Her recent series explores the tenacity of borders and the fragility of these people. Woodcut prints and drawings on rice paper with a three-dimensional quality characterise her work. She uses fragile, sensitive rice paper as a medium to contradict the heaviness of the topic. Further, she looks at rice papers as a surface that can be folded with ease and portable, just like the migrants who wander from place to place.

Woodcut print collage

Woodcut print collage  

‘The Y Script for Non-Persons’ took two years to complete and the centrepiece, with three juxtaposing works, was exhibited as part of her India Week 2017 showcase in Hamburg. This includes a woodcut print collage of an imposing, almost impenetrable border with the predominant Y structure with barbed wires.

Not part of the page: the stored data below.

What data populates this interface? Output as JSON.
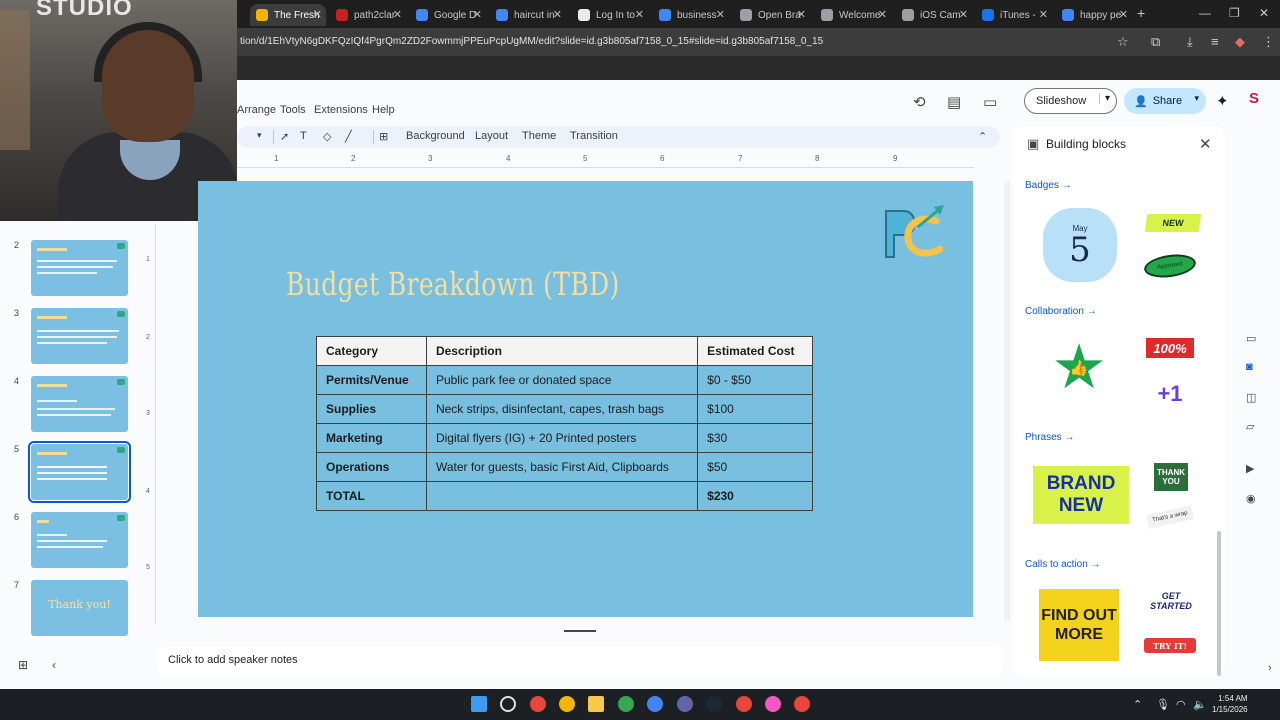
{
  "browser": {
    "tabs": [
      {
        "label": "The Fresh"
      },
      {
        "label": "path2clar"
      },
      {
        "label": "Google D"
      },
      {
        "label": "haircut in"
      },
      {
        "label": "Log In to"
      },
      {
        "label": "business"
      },
      {
        "label": "Open Bra"
      },
      {
        "label": "Welcome"
      },
      {
        "label": "iOS Cam"
      },
      {
        "label": "iTunes -"
      },
      {
        "label": "happy pe"
      }
    ],
    "url": "tion/d/1EhVtyN6gDKFQzIQf4PgrQm2ZD2FowmmjPPEuPcpUgMM/edit?slide=id.g3b805af7158_0_15#slide=id.g3b805af7158_0_15"
  },
  "webcam": {
    "overlay_text": "STUDIO"
  },
  "menus": [
    "Arrange",
    "Tools",
    "Extensions",
    "Help"
  ],
  "header": {
    "slideshow_label": "Slideshow",
    "share_label": "Share"
  },
  "toolbar": {
    "background": "Background",
    "layout": "Layout",
    "theme": "Theme",
    "transition": "Transition"
  },
  "ruler": {
    "h": [
      "1",
      "2",
      "3",
      "4",
      "5",
      "6",
      "7",
      "8",
      "9"
    ],
    "v": [
      "1",
      "2",
      "3",
      "4",
      "5"
    ]
  },
  "filmstrip": {
    "numbers": [
      "2",
      "3",
      "4",
      "5",
      "6",
      "7"
    ],
    "last_thumb_text": "Thank you!"
  },
  "slide": {
    "title": "Budget Breakdown (TBD)",
    "headers": [
      "Category",
      "Description",
      "Estimated Cost"
    ],
    "rows": [
      [
        "Permits/Venue",
        "Public park fee or donated space",
        "$0 - $50"
      ],
      [
        "Supplies",
        "Neck strips, disinfectant, capes, trash bags",
        "$100"
      ],
      [
        "Marketing",
        "Digital flyers (IG) + 20 Printed posters",
        "$30"
      ],
      [
        "Operations",
        "Water for guests, basic First Aid, Clipboards",
        "$50"
      ],
      [
        "TOTAL",
        "",
        "$230"
      ]
    ]
  },
  "notes": {
    "placeholder": "Click to add speaker notes"
  },
  "panel": {
    "title": "Building blocks",
    "sections": [
      "Badges",
      "Collaboration",
      "Phrases",
      "Calls to action"
    ],
    "badges": {
      "month": "May",
      "day": "5",
      "new": "NEW",
      "approved": "Approved"
    },
    "collab": {
      "percent": "100%",
      "plus": "+1"
    },
    "phrases": {
      "brand": "BRAND NEW",
      "thank": "THANK YOU",
      "wrap": "That's a wrap"
    },
    "cta": {
      "find": "FIND OUT MORE",
      "get": "GET STARTED",
      "try": "TRY IT!"
    }
  },
  "clock": {
    "time": "1:54 AM",
    "date": "1/15/2026"
  },
  "colors": {
    "slide_bg": "#78bfe0",
    "title": "#f5dfa0",
    "share_bg": "#c2e7ff",
    "accent": "#0b57d0"
  }
}
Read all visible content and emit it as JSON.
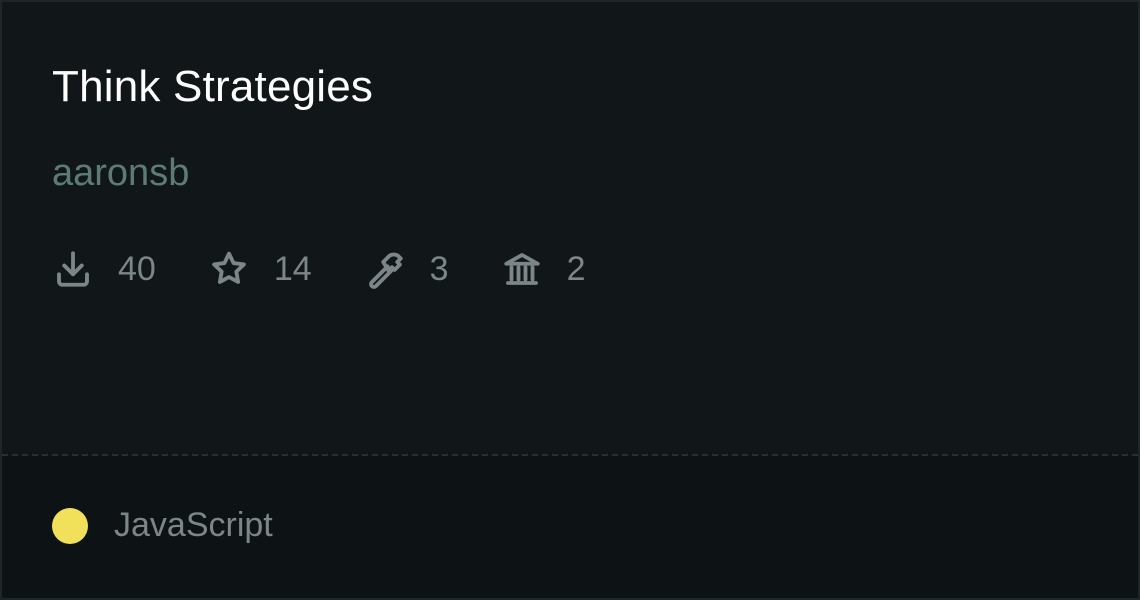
{
  "card": {
    "title": "Think Strategies",
    "author": "aaronsb",
    "stats": [
      {
        "icon": "download-icon",
        "value": "40"
      },
      {
        "icon": "star-icon",
        "value": "14"
      },
      {
        "icon": "hammer-icon",
        "value": "3"
      },
      {
        "icon": "bank-icon",
        "value": "2"
      }
    ],
    "language": {
      "label": "JavaScript",
      "color": "#f1e05a"
    }
  },
  "colors": {
    "background": "#111719",
    "footer_background": "#0d1214",
    "title": "#ffffff",
    "author": "#5d7b75",
    "muted": "#7c8688"
  }
}
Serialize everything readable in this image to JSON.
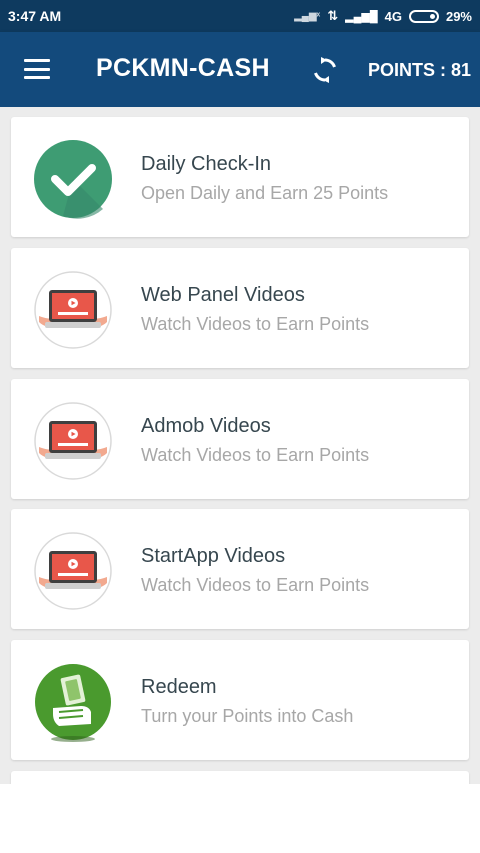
{
  "status_bar": {
    "time": "3:47 AM",
    "network": "4G",
    "battery": "29%"
  },
  "app_bar": {
    "title": "PCKMN-CASH",
    "points": "POINTS : 81"
  },
  "items": [
    {
      "title": "Daily Check-In",
      "subtitle": "Open Daily and Earn 25 Points",
      "icon": "checkmark-icon"
    },
    {
      "title": "Web Panel Videos",
      "subtitle": "Watch Videos to Earn Points",
      "icon": "video-laptop-icon"
    },
    {
      "title": "Admob Videos",
      "subtitle": "Watch Videos to Earn Points",
      "icon": "video-laptop-icon"
    },
    {
      "title": "StartApp Videos",
      "subtitle": "Watch Videos to Earn Points",
      "icon": "video-laptop-icon"
    },
    {
      "title": "Redeem",
      "subtitle": "Turn your Points into Cash",
      "icon": "cash-hand-icon"
    }
  ],
  "colors": {
    "status_bar": "#0e3a5f",
    "app_bar": "#134a7c",
    "check_green": "#3e9c73",
    "cash_green": "#4a9a2e",
    "video_red": "#e8574a"
  }
}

The artist thematically explores ideas of displacement, despair, alienation and nurtures the idea of repair and reconciliation. In his curatorial note, art teacher Omprakash points out how Naini takes viewers through the spaces towards the borders (which can be regional, national, international and psychological) and engages them in a continuous dialogue of Y (or why).

The ‘non-persons’ depicted in Naini’s work are nameless, faceless entities who’ve merged with their surroundings, heads bent, without a sense of belonging.

The Y Script for Non-Persons by Naini Arora is on display at Goethe Zentrum, Hyderabad, till March 27.